Cet équilibre tient en grande partie à la figure féminine incarnée par Michelle Williams. C'est ici de la femme que naît l'espoir et la possibilité du renouveau (la découverte de l'arbre de vie dans la dernière séquence). Si la femme n'intervient pas, l'Indien est tué, un coup de feu est tiré, et peut-être d'autres Indiens sont-ils avertis de la présence du convoi. Le film peut alors s'achever dans un bain de sang, somme toute caractéristique du genre. Or le principe de destruction et de conquête qu'incarne de façon rigide le vieux Meek (authentique allégorie du western) se trouve violemment contredit par l'ouverture permise par la femme. Il ne faut pourtant y voir aucun angélisme. Si la femme accepte de coudre les chaussures de l'Indien, c'est qu'elle veut mettre ce dernier en situation de " dette " vis-à-vis d'elle. De même, la supériorité de la race blanche ne fait aucun doute dans l'esprit de la jeune fille (" Si vous saviez les villes que nous avons bâties "), et l'attirance ne va jamais sans quelque répulsion. Cette chronique d'un racisme ordinaire demeure d'ailleurs l'un des témoignages les plus forts du film, et notre mémoire sera longtemps hantée par cet Indien Cayuse, magnifiquement campé par Rod Rondeaux. Le western - sur cette question des Indiens - a trop longtemps balancé entre conquête triomphale (l'âge d'or, les premiers Ford...) et mea culpa gêné sur fond d'humanisme et de réconciliation (l'emblématique Danse avec les loups, Costner en 1990). Avec beaucoup de justesse, Kelly Reichardt évite l'écueil d'un dialogue impossible entre hommes blancs et Indiens pour n'offrir que le constat d'une altérité terrifiante, qui ne peut que déboucher sur la guerre dès lors qu'on la laisse aux mains des hommes (ce pourquoi le salut ne peut venir que de la femme). C'est aussi de l'Indien que le film tire toute sa force politique. Reichardt le confesse à demi-mot, Meek, c'est Reagan. C'est aussi Bush : " Un leader qui conduit les gens dans le désert sans savoir ce qu'il fait. Un leader dont les décisions sont complètement tributaires d'une langue qu'il ne parle pas, qui n'a aucun respect pour la culture des locaux... " Évidemment, dans ce cadre, l'Indien, c'est Obama.

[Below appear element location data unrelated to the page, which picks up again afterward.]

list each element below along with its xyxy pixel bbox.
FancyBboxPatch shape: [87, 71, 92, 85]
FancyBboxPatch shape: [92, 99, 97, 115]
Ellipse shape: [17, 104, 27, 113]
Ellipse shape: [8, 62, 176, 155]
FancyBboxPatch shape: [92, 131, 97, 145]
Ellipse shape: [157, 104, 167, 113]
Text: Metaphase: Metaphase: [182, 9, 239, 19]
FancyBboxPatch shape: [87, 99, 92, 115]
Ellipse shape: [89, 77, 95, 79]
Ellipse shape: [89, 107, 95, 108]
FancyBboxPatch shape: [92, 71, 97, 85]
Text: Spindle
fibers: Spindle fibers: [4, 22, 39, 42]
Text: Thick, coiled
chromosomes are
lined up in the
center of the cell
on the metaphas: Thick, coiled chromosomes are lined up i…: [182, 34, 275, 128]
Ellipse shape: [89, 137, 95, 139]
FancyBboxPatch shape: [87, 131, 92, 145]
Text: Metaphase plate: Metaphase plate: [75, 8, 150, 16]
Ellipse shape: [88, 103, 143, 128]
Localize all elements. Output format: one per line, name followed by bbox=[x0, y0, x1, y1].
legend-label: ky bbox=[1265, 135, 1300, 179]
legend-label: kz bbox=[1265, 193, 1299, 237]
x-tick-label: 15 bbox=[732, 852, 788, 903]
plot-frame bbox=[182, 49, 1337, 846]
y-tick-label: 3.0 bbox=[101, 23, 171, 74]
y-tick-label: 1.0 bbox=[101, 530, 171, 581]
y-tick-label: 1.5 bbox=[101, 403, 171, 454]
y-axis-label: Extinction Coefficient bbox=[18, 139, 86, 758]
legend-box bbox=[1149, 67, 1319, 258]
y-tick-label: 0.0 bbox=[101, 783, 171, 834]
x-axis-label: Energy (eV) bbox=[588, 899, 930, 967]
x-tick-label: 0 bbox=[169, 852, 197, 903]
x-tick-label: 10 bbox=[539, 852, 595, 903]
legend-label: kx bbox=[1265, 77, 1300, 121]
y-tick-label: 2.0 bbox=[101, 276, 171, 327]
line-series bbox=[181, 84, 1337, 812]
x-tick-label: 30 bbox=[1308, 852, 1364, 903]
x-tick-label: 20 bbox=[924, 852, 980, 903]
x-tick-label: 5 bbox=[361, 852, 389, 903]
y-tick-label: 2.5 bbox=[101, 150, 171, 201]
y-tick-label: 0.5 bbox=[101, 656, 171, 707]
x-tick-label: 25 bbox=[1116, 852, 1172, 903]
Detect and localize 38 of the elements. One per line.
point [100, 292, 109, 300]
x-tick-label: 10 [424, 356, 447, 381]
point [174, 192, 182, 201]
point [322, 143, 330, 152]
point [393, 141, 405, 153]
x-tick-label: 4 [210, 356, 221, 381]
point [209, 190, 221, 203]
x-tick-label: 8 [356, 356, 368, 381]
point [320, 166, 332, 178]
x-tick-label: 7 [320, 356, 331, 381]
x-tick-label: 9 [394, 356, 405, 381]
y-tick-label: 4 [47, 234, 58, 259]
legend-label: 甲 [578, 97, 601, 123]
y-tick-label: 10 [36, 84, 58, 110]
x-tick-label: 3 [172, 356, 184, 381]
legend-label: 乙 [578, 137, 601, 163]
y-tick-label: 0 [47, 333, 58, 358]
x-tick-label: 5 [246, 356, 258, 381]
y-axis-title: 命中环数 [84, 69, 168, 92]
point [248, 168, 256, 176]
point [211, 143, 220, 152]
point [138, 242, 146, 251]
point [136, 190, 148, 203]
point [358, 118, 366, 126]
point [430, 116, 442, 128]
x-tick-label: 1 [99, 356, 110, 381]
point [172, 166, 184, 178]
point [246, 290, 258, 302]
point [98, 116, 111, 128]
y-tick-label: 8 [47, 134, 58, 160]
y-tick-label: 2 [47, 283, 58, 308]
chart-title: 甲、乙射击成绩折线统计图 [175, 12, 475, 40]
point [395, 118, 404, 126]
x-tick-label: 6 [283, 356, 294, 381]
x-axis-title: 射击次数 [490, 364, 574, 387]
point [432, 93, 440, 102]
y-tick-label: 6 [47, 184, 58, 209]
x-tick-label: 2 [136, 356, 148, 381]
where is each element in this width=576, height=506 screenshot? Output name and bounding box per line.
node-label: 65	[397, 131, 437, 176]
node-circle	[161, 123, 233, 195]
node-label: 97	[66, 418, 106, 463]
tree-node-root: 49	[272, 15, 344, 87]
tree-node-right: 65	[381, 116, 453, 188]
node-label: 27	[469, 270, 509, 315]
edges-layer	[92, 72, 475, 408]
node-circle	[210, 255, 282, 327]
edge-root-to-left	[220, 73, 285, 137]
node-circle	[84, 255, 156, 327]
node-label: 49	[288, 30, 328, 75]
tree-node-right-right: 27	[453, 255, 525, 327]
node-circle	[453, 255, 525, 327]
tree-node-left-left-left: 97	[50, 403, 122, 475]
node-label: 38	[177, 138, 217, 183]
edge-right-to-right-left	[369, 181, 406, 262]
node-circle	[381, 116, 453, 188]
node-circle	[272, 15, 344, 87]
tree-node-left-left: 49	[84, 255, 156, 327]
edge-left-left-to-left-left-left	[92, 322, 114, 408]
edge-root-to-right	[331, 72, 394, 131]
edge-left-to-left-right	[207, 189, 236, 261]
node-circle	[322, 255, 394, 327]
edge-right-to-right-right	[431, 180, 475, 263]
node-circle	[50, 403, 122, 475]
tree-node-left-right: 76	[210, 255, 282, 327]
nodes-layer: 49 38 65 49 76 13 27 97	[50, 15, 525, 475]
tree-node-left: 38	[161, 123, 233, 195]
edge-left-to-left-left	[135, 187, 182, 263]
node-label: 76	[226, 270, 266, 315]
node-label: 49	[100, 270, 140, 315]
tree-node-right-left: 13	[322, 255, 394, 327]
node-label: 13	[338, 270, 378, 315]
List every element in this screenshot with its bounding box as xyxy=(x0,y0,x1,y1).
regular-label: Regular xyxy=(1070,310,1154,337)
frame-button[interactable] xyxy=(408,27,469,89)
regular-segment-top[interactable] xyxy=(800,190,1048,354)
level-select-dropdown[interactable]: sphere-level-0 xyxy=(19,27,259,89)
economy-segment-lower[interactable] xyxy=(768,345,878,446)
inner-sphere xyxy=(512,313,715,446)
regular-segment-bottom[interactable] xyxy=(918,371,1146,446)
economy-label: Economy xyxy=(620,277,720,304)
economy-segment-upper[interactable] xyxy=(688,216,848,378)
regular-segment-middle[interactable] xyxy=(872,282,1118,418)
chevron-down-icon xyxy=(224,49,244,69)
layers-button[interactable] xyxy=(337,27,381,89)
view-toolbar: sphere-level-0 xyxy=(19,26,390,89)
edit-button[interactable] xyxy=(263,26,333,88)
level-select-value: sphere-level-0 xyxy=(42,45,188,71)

Mais au-delà de la force politique du film, on restera d'abord fasciné par son incroyable justesse. Là où le western s'est constitué dans le mythe et les lieux communs, Reichardt oppose un cinéma-vérité des plus troublants, à l'esthétique paradoxale, au croisement du naturalisme et de la poésie (ce dont témoigne exemplairement le traitement du son). Certes, l'urgence documentaire n'est pas nouvelle dans le cinéma américain. Mais elle touchait jusqu'alors des phénomènes essentiellement contemporains (le Vietnam, plus récemment l'après-11 septembre ou la guerre en Irak...). Aujourd'hui, l'Amérique, qui se voyait au présent, et se rêvait au passé, tend, dans une forme de pulsion inédite, à se mettre en quête d'une vérité historique, quitte à briser ses mythes les plus tenaces (songeons au traitement de personnages tels que Buffalo Bill ou Calamity Jane dans Dead Wood ou encore - dans un tout autre registre - aux questionnements qui entourent la figure du héros dans The dark knight, Nolan, 2008). Il n'est guère de contrechamp plus fécond que celui du réel pour un western qui, désenchanté, n'a jamais été aussi vivant.

* Cahiers du cinéma, n° 668, juin 2011.